WASHINGTON : Non loin de la Maison Blanche, en plein coeur de Washington, un édifice qui abritait autrefois des bureaux utilisés par le ministère américain de la Justice va être reconverti en logements pour des centaines de personnes.
L'an passé aux Etats-Unis, les promoteurs ont multiplié les achats d'hôtels et bureaux en difficulté, désertés par les touristes et les millions d'employés restés en télétravail, pour les transformer en appartements.
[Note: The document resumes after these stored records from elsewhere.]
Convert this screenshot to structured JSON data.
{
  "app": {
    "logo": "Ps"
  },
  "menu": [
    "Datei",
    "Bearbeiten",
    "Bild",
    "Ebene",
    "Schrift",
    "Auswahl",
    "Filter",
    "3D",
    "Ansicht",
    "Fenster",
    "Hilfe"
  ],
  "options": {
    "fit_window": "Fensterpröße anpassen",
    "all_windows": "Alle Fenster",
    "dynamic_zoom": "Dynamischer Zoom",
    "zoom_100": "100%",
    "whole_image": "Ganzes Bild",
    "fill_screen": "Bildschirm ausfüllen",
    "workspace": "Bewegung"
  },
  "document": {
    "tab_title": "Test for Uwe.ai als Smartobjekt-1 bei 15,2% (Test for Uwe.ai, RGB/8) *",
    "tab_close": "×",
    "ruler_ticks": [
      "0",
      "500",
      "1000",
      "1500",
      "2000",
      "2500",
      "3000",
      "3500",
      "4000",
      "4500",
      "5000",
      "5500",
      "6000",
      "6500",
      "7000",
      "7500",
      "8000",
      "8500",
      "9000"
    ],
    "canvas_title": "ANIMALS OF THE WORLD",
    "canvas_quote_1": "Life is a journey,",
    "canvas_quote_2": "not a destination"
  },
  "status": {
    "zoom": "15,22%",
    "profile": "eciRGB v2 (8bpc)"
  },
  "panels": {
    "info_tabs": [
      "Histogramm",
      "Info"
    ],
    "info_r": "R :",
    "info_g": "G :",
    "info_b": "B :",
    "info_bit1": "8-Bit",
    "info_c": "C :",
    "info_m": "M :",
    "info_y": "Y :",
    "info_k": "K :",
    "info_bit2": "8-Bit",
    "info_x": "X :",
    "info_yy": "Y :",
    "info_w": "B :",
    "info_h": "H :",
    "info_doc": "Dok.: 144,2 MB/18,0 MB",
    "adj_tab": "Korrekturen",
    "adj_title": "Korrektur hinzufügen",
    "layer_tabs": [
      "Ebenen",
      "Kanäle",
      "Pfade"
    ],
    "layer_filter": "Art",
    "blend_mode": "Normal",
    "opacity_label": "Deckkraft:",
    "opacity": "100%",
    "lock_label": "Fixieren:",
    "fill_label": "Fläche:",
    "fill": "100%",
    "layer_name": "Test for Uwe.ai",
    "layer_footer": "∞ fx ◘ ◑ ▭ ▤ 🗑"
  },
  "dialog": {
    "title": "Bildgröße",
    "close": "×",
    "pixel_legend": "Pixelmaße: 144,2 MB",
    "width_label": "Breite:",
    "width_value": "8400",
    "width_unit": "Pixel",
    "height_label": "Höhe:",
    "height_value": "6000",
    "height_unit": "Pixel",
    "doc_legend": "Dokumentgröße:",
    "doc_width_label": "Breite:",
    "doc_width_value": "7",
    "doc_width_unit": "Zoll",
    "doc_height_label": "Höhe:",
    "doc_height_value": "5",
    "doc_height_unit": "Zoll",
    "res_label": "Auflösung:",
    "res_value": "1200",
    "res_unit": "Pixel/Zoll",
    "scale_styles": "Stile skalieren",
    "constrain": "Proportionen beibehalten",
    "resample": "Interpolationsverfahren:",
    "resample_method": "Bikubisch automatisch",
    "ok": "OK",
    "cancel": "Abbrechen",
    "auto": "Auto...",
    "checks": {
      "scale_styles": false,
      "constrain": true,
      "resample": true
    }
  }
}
"C'est le marché qui donne le ton, reconvertir ces espaces en logements crée plus de valeur que de les maintenir en tant qu'espaces de bureau", explique Michael Abrams, directeur général de Foulger-Pratt, la société de promotion immobilière qui transforme l'immeuble de 14 étages situé sur New York Avenue en 255 appartements.
Une enquête du service d'annonces d'appartements RentCafe a révélé qu'environ 20 100 appartements avaient été créés aux Etats-Unis l'an passé grâce à ce genre de reconversion, soit près du double de l'année précédente.
Et de telles transformations pourraient bien être la voie à suivre pour revitaliser les centres-villes américains, exsangues près de deux ans après le début de la pandémie.
M. Abrams souligne qu'il est "très coûteux" de laisser des bâtiments inoccupés.
Leur transformation en habitations pourrait, elle, permettre d'atténuer la pénurie de logements et tempérer la hausse des prix, en particulier dans des villes comme Washington où les loyers sont élevés.
"En augmentant l'offre, la hausse des prix des maisons va ralentir, les loyers diminueront", explique Lawrence Yun, économiste en chef de la National Association of Realtors (NAR), la principale fédération du secteur.
La pandémie avait plongé l'économie en récession en 2020 mais elle avait provoqué un boom immobilier inattendu, les cols blancs en télétravail s'étant rués sur les logements plus grands, faisant grimper les prix.
Toujours plus chers
En 2021, le prix médian des maisons existantes a continué son ascension (15,8%).
Et, le mois dernier, l'offre a atteint un creux historique, selon les données de la NAR, exacerbant probablement le manque de logements abordables qui avait commencé avant la pandémie.
En 2017, 48% des locataires consacraient plus de 30% de leurs revenus à payer leur loyer, un chiffre qui avait déjà augmenté de 6% au cours des 16 années précédentes, selon des données du gouvernement.
Les Etats-Unis regorgent de bureaux, dont beaucoup datent des années 1980 et sont aujourd'hui trop vieux pour attirer les entreprises, observe Tracy Hadden Loh chez Brookings Metro.
Ils ont été conçus selon des besoins qui ont aujourd'hui disparu, comme l'espace prévu pour les classeurs, a-t-elle déclaré . "Tout le bâtiment est obsolète".
Marc Ehrlich, directeur des investissements chez Rose Associates, qui a converti des bureaux de New York en logements, estime que ces projets ont tendance à être "des propriétés bien situées mais qui nécessitent une meilleure utilisation".
L'un des derniers chantiers de son entreprise est la transformation d'un bureau autrefois utilisé par la société de télécommunications AT&T en un lieu de vie.
Comme le bâtiment manque de services comme un parking couvert, il est peu susceptible d'attirer des locataires commerciaux, note M. Ehrlich.
Cependant, les nouveaux appartements comprendront des espaces de coworking, car il s'attend à ce que de nombreux locataires continuent à télétravailler.
À Washington, les promoteurs se ruent sur des propriétés autrefois louées par le premier employeur de la région, le gouvernement fédéral, dont The Wray, un immeuble jadis utilisé par le département d'Etat.
Les seules traces de son ancienne utilisation se trouvent dans le hall, où les carreaux sont d'origine, tout comme un répertoire rassemblant les noms des bureaux du département d'Etat.
Dans ces logements reconvertis, les loyers ont tendance à être élevés, a déclaré Mme Loh, car ils nécessitent souvent des rénovations coûteuses telles que la construction de nouvelles salles de bains.
Bien qu'augmenter l'offre atténue la pression sur les prix ailleurs sur le marché du logement, "ce n'est pas une solution à la crise du logement", poursuit-elle.
Elle y voit plutôt "une solution pour revitaliser des zones comme les centres-villes" où les bureaux sont aujourd'hui ultra dominants.